Tuesday, November 5, 2013

Platelets, yard, Univera, and Learning to stop playing the victim


  • First off, my platelet count was 55! Wild! Clearly, there is far more to everything than meets the eye.... it's not just *one* thing that is effecting my platelets... Or rather... my platelets are low because of a few things. And Scott is right... I have a LOT to learn before they'll go up. Which I think is what caused the jump.... I learned a lesson, then spent the whole day vomiting because it was so intense. I tell you what, though.. it is SO cool to have some more platelets!! I'm keep thinking, "Wow! That stopped bleeding fast!" like it's an unusual thing.



  • The yard is MUCH closer to being done. Moving that dirt was madness! But I did it, and felt like a bad ass in the process. Our neighbor came out at one point and watched me for a second as I was pulling it across the driveway. I look up at him and he says, "Man... I would not want to meet you in a dark ally!" Hehehe.



  • I'm now going into my third week of being on Univera. My sleep improved on the 4th day, and has been amazing since. If nothing else.... that's convenced me that at least SOMEthing works. And hot dog! FINALLY! I'm looking forward to sleeping again! It's been years.... years I tell ya! Since high school. No joke. Once college hit, my sleeping schedule got all funky with the occational all nighters... and I never slept well again. Or.... until I started Univera. HA! Listen to me.... I sound like I'm posting a comment on their site or something. Well anyway.. I'm looking forward to what else it fixes. The other things are things that will take longer, so I'm not giving up on it yet. 6 months. I'll give it 6 months.... if nothing else has changed, then I'll stop (and see if the good sleep holds). But let's cross that bridge when we get there...

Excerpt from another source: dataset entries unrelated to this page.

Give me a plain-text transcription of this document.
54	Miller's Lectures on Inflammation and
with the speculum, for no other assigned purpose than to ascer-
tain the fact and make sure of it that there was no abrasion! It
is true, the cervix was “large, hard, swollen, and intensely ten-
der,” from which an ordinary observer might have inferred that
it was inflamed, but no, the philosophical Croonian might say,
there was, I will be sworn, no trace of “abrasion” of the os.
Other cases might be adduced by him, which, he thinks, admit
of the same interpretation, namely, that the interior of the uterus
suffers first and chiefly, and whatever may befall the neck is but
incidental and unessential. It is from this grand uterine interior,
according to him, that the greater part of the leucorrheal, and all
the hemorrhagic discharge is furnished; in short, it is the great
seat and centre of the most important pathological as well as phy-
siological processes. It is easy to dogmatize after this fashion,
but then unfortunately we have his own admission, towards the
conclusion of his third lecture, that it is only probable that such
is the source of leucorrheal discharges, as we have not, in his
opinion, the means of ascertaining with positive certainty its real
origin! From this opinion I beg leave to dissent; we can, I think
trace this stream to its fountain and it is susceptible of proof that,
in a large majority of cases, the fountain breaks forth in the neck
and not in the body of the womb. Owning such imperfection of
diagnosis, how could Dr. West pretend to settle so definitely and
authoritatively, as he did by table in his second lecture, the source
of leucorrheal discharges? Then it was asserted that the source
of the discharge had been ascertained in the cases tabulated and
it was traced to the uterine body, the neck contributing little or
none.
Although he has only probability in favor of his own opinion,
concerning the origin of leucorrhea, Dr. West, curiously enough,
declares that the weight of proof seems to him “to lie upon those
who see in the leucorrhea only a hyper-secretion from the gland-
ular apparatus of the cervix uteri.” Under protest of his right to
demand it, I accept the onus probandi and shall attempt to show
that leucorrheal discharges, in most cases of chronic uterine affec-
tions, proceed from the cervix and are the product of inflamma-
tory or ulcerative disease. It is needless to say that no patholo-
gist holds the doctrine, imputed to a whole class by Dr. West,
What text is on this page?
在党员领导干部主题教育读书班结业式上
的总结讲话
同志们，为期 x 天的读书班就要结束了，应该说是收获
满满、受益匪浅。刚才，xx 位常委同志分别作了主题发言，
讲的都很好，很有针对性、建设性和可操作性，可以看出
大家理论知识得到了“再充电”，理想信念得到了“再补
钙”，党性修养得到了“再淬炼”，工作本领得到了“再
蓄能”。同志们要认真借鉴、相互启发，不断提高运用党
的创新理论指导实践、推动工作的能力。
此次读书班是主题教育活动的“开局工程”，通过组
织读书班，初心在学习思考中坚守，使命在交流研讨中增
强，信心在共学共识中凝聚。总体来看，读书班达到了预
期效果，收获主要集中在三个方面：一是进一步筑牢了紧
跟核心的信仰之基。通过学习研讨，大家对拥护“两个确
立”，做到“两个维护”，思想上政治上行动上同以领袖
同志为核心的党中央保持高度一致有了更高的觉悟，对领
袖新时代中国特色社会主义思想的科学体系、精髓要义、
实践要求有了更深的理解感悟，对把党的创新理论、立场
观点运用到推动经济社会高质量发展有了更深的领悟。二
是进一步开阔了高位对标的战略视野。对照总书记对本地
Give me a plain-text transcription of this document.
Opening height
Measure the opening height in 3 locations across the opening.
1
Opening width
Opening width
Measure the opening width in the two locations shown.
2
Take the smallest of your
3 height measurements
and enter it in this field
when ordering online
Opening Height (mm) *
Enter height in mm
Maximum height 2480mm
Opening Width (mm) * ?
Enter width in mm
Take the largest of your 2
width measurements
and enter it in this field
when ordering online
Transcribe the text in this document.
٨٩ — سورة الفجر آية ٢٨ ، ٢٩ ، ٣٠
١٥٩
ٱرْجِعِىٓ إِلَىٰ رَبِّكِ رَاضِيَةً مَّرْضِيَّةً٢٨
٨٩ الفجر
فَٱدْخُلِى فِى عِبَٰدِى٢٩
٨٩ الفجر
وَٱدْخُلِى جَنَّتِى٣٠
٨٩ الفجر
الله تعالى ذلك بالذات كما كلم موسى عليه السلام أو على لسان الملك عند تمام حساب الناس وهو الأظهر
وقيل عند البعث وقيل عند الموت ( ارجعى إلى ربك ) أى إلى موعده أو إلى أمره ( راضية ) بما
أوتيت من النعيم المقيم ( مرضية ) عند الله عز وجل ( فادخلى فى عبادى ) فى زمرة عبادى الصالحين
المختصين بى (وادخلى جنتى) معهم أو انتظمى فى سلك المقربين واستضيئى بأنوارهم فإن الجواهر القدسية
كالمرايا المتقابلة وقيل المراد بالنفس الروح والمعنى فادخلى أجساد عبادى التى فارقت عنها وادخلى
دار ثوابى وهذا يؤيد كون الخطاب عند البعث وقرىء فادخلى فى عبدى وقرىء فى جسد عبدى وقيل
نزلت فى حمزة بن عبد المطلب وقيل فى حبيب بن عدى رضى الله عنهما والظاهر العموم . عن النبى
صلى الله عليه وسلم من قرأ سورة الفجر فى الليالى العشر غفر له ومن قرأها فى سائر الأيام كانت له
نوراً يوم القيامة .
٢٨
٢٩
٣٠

So without going into detail... The lesson I've been learning lately (and by lately, I mean....yesterday and today), is to stop playing the victim. And I really mean it this time... I saw something last night (that I wrote in my private journal) that I've never seen before. I finally (after a year!) pealed away a layer of self-pitying...only to reveal a deeper, old, crusty layer of playing the victim. Which is similar...but worse...because being a victim parades itself around as a justified version of self-pity. And I've been this way my whole life.... so it's an oooooold habit. It feels like a parasite... something woven into the very fabric of my being... so much so that just the idea of trying to rid myself of it seems like I would be ripping a part of myself out in the process. Which of course is NOT true...but damn does it feel like it.

But recognition and acknowledgement are the first steps to shifting something within.